Was die Gastro-Talente unter der Leitung von TV-Koch René Schudel am Festival in Interlaken boten, übertraf jegliche Erwartungen.
«Lass das Fleisch auf dem Feuer, bis es sich praktisch von alleine vom Grill löst, sonst reisst es», mahnt René Schudel eine Jungköchin. Es ist für lange Zeit das einzige Mal, dass sich der Starkoch einmischt. Er lässt die Jungmannschaft selbständig kochen, backen und über sich hinauswachsen. Dabei ist die Aufgabe eineanspruchsvolle: Die 39 Lernenden aus dem Schweizer Kochverband skv, dem Schweizer Bäckerei- und Konditorei-Personal-Verband sbkpv und dem Berufsverband Restauration bvr schmeissen vergangene Woche das Backstage-Catering am 13. Greenfield Open Air in Interlaken/BE.
Mehr als 53 Punk-, Metal- und Rock-Bands sowie deren Manager und die Festival-Leitung müssen während fünf Tagen verpflegt werden. Und wenn Weltstars wie die Punkrocker von Green Day, Blink-182 oder In Flames zu Gast sind, muss eine brillante Leistung her. Das bedeutet frisches, leckeres Essen rund um die Uhr – Spezialwünsche inklusive.
Unter dem Motto «Raus aus der Komfortzone» startete René Schudel mit der Hotel & Gastro Union also ein Casting, um Lernende zu finden, die mit äusserst dürftiger Infrastruktur zu Hochform auflaufen und dafür erst noch Ferientage hergeben.
Was würde man den Stars und Sternchen servieren? Wie harmoniert das neu zusammengewürfelte Team? Wer entpuppt sich als Improvisationstalent? Wer macht nach zwei Tagen schlapp? Was mit lauter Fragezeichen begann, endete mit Lob von allen Seiten. «Die sind komplett wahnsinnig», jubelte Schudel. «Schon am zweiten Tag kam es mir vor, als wollten mich die Jungen fragen: ‹Du, was machst du eigentlich in der Küche?› Sensationell, wie die gerockt haben! Ich wusste, dass die das können. Aber gleich so? Wow!»
An einer Station wurden frische Teigwaren produziert, dazu standen drei Saucen zur Wahl. Im Ofen wurde knusprige Pizza gebacken, wahlweise mit Fleisch oder Gemüse. Aus dem Wok duftete es nach Curry. Dann hatten die Stars die Wahl zwischen Schwein und Rind vom Grill, Meeresfrüchten und einem Salatbuffet, das keine Wünsche offen liess. Wie wäre es mit einem frisch zubereiteten Smoothie von der Saft-Bar dazu?

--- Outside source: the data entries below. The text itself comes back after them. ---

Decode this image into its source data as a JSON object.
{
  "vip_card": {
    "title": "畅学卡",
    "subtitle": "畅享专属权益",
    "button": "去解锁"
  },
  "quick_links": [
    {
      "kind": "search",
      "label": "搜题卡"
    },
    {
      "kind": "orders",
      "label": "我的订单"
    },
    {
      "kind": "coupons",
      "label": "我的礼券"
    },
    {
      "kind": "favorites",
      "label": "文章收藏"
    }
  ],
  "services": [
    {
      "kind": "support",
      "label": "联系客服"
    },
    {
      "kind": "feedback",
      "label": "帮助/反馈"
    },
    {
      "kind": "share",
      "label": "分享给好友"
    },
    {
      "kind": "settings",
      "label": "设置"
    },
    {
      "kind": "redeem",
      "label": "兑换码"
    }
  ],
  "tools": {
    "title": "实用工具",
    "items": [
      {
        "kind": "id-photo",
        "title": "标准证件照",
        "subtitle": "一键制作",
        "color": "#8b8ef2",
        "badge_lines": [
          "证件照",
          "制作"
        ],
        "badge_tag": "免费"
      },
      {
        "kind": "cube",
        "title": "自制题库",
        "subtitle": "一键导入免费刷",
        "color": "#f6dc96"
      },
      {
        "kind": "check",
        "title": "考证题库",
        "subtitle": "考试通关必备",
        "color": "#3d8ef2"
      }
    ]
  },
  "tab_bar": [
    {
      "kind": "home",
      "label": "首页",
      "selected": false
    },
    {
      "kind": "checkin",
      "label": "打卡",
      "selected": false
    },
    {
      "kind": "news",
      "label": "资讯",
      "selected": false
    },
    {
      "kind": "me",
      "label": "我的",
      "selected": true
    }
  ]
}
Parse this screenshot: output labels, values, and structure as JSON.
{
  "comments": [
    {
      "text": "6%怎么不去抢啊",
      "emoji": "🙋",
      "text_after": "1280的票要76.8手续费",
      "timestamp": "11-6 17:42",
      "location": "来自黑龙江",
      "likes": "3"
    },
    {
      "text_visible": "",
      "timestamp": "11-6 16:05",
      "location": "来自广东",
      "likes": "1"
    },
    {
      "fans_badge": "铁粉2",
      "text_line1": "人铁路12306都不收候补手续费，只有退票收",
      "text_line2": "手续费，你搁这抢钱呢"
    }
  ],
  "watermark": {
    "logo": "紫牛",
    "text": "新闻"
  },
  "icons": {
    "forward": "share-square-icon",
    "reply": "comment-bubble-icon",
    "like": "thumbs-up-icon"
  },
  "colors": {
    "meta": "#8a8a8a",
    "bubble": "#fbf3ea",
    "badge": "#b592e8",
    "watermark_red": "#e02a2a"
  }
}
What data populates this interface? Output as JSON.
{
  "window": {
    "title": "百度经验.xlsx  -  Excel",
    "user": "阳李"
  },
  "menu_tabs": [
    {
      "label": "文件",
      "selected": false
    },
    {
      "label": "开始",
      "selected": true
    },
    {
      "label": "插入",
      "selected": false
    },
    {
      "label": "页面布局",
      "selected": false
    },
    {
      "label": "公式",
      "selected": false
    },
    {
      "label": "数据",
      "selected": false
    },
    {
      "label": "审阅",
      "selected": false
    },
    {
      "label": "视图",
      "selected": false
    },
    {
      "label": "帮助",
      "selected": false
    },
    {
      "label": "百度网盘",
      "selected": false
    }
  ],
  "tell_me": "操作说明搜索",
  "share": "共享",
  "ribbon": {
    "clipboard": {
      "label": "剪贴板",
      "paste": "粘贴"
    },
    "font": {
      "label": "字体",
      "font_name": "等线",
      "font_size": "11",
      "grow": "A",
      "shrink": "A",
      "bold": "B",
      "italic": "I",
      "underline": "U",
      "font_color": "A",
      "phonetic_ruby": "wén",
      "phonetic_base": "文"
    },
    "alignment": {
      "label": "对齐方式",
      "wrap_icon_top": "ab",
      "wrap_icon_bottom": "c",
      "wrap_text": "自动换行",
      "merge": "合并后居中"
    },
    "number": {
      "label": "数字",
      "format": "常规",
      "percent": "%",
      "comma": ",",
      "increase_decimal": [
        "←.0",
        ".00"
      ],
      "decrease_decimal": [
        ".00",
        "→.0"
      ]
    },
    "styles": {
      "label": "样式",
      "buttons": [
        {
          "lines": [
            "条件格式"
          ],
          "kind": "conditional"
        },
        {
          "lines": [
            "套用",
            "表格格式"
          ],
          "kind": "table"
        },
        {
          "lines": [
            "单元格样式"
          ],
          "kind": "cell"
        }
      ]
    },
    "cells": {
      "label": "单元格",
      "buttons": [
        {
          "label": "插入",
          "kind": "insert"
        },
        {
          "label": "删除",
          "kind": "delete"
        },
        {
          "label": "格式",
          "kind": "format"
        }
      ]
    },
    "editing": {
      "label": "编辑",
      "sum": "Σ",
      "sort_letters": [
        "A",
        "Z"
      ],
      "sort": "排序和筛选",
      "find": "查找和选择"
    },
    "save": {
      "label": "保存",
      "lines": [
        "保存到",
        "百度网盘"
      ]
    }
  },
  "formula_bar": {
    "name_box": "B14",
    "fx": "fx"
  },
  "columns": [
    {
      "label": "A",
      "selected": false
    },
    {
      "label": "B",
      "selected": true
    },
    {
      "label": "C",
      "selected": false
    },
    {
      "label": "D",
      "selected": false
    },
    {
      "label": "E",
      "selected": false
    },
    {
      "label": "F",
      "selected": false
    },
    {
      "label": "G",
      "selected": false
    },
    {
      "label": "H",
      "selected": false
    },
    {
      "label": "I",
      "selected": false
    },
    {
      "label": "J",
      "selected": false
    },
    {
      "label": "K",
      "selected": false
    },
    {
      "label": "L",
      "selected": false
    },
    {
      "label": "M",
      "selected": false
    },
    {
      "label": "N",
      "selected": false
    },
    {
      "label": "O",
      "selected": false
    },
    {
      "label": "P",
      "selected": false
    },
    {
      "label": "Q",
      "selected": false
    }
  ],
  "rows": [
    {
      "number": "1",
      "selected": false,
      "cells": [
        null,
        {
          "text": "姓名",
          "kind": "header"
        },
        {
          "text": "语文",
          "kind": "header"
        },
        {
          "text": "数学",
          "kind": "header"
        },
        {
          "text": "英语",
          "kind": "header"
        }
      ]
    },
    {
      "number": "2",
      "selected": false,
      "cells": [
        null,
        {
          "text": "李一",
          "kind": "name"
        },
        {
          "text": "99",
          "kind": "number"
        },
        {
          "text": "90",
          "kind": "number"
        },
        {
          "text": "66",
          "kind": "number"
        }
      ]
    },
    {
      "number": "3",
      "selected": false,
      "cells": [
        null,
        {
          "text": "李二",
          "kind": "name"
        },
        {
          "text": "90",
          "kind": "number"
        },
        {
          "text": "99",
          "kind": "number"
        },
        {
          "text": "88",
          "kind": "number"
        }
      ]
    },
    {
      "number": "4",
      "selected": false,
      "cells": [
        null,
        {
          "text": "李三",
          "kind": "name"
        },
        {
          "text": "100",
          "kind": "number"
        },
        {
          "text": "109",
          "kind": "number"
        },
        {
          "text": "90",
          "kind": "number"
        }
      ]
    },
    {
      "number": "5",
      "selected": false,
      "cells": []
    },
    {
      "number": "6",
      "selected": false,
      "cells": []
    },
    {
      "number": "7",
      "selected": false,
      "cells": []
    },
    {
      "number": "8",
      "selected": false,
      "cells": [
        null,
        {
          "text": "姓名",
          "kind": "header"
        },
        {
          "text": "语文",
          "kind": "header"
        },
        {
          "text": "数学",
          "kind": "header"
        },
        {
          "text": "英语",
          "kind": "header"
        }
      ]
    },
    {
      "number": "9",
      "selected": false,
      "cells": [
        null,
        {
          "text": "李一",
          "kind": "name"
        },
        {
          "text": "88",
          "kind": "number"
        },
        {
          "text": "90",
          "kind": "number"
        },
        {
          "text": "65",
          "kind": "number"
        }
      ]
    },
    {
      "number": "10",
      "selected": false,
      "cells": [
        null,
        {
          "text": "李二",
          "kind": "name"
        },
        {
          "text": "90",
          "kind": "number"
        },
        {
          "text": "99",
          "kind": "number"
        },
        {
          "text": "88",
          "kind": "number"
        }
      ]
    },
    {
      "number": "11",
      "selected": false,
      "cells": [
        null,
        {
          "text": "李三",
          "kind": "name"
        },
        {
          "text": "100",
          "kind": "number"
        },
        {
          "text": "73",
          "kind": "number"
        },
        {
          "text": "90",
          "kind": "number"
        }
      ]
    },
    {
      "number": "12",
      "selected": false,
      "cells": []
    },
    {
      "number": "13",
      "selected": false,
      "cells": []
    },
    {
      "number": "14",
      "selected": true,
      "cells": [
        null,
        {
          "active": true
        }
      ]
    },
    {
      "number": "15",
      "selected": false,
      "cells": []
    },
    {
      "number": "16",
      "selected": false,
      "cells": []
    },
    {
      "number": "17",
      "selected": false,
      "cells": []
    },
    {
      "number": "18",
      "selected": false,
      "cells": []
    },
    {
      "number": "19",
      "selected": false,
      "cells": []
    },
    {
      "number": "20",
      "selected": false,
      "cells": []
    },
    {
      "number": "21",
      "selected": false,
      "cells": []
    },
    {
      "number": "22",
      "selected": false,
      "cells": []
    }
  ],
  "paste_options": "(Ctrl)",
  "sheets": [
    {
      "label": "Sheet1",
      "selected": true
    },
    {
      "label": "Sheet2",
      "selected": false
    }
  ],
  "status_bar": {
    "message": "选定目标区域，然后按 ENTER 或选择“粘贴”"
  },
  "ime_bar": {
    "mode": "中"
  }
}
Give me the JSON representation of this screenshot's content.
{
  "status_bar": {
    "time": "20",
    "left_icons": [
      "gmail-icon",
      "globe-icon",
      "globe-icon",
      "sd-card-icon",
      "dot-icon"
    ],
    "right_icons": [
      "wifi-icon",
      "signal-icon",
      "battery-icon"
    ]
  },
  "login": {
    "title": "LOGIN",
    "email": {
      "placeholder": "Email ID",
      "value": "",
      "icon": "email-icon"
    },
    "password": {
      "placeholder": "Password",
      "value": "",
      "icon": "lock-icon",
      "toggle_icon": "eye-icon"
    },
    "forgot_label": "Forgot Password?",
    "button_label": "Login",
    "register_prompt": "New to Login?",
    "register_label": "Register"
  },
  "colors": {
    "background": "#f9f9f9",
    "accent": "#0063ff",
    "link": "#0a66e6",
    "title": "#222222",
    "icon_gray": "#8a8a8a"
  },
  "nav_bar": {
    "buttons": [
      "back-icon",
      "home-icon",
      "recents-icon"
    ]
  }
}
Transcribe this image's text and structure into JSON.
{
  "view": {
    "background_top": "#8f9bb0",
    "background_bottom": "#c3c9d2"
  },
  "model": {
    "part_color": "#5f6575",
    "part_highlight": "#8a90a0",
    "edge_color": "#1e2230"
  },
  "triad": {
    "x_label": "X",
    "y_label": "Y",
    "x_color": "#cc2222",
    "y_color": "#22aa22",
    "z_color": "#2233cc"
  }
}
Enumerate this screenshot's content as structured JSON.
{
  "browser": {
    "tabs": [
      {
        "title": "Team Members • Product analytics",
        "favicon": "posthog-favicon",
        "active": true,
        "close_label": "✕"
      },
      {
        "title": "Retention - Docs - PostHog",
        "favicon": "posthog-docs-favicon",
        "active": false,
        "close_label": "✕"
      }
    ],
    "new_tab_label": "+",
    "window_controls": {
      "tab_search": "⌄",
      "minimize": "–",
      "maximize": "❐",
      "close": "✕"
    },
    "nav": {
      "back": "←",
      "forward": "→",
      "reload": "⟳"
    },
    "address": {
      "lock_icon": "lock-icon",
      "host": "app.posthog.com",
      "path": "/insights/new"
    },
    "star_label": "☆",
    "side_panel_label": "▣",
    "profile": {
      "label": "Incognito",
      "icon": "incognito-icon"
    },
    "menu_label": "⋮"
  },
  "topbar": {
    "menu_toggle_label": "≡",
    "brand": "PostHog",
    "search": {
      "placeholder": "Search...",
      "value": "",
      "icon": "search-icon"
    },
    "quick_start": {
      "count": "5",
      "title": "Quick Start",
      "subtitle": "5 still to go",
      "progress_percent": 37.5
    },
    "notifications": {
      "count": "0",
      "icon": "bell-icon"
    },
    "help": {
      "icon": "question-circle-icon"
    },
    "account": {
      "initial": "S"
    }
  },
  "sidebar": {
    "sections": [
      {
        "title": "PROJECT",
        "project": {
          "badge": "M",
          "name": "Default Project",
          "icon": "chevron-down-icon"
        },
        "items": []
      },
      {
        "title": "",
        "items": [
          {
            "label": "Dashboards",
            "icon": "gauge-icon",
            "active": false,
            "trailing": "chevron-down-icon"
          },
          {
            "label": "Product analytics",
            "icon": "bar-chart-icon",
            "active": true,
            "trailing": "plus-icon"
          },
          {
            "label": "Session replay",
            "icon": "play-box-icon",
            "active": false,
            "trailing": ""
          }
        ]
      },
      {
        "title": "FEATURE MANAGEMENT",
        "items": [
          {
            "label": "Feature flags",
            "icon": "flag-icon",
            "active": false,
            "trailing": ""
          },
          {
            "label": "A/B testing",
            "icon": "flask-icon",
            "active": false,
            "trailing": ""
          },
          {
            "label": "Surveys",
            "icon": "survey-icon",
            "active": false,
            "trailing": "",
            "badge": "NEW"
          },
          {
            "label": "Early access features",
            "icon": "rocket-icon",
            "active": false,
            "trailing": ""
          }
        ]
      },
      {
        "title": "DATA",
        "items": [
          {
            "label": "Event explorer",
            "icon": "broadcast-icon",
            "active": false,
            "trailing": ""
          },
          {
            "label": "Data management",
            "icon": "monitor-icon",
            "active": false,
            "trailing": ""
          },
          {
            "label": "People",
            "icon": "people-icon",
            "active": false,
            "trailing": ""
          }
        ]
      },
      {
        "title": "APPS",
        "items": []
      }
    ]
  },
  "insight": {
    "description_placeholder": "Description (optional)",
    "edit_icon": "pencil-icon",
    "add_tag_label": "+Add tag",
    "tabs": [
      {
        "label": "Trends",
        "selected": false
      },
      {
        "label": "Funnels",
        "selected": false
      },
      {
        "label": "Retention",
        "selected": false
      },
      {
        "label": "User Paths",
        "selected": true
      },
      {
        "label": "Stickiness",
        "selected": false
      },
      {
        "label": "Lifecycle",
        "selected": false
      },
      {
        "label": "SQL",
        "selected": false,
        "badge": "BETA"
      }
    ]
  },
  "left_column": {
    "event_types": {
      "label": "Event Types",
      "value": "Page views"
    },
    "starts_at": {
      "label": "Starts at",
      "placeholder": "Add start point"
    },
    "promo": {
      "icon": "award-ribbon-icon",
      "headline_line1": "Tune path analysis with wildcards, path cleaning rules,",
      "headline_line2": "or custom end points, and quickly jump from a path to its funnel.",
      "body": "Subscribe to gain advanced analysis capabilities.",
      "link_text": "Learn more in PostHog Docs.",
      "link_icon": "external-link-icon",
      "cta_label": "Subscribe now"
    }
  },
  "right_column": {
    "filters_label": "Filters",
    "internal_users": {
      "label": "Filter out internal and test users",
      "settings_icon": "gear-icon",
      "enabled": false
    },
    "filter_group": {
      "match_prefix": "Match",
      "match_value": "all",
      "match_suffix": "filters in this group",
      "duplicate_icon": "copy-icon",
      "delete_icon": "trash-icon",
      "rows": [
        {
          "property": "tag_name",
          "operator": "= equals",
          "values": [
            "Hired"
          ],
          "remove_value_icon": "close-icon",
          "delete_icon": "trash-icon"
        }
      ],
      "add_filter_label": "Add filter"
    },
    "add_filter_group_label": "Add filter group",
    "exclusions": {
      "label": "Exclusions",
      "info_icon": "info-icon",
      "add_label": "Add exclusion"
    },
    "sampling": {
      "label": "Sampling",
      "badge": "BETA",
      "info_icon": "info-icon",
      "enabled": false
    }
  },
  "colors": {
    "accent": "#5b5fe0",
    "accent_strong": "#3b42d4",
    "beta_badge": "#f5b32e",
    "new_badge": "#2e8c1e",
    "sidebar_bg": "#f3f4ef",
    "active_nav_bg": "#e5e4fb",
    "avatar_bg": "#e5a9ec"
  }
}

Man wähnte sich in einem Gourmet-Lokal, nicht an einem Punk-Festival im Berner Oberland. Im Zentrum des Verpflegungsbereichs bot sich den Musikern eine Auswahl an frisch gebackenen Broten, Käse, Müesli und eine beachtliche Vielfalt an Dessertgebäck, vom Vogelnest bis zur Apfel-Heidelbeer-Wähe. Kaum zu fassen, was die Jungbäcker und -konditoren aus dieser improvisierten Backstube hervorbrachten.
Die Restaurations-Lernenden glänzten als tolle Gastgeber – nicht nur im Backstage-Bereich, sondern auch an der äusserst beliebten und gut frequentierten VIP-Bar und im dazu gehörenden Restaurant.
Entsprechend überschwänglich fiel das Fazit von sbkpv-Geschäftsführer David Affentranger aus: «Ein Mega-Erlebnis! Es war unglaublich, zu sehen, was unsere Lernenden können. Da freue ich mich auf die Zukunft.» Ähnlich klang es aus dem Mund von skv-Geschäftsführer Andreas Fleischlin: «Für mich war es sehr schön, zu sehen, wie die Lernenden kulinarisch zauberten und wie sie das mit einer unglaublich interessierten, freundlichen Art taten. Man darf nicht vergessen: Die Lernenden gaben Freizeit auf, um an diesem Projekt mitzuwirken. Ich glaube, für sämtliche Beteiligten hat sich jede investierte Minute gelohnt.»
Die Lernenden selbst gaben an, noch nie so viel innert so kurzer Zeit gelernt zu haben. Die Festival-Leitung kam – nicht zuletzt wegen Überraschungen wie der in Greenfield-Schablonen gegossenen Schokolade – nicht mehr aus dem Staunen heraus. Und sogar der Privatkoch von Green Day gestand: «Ein besseres Hamburgerbrot hatte ich noch nie!»
Derzeit finden diverse Debriefings statt. Die Chancen stehen dabei gut, dass es auch 2018 für René Schudel und die HGU-Lernenden heisst: Raus aus der Komfortzone!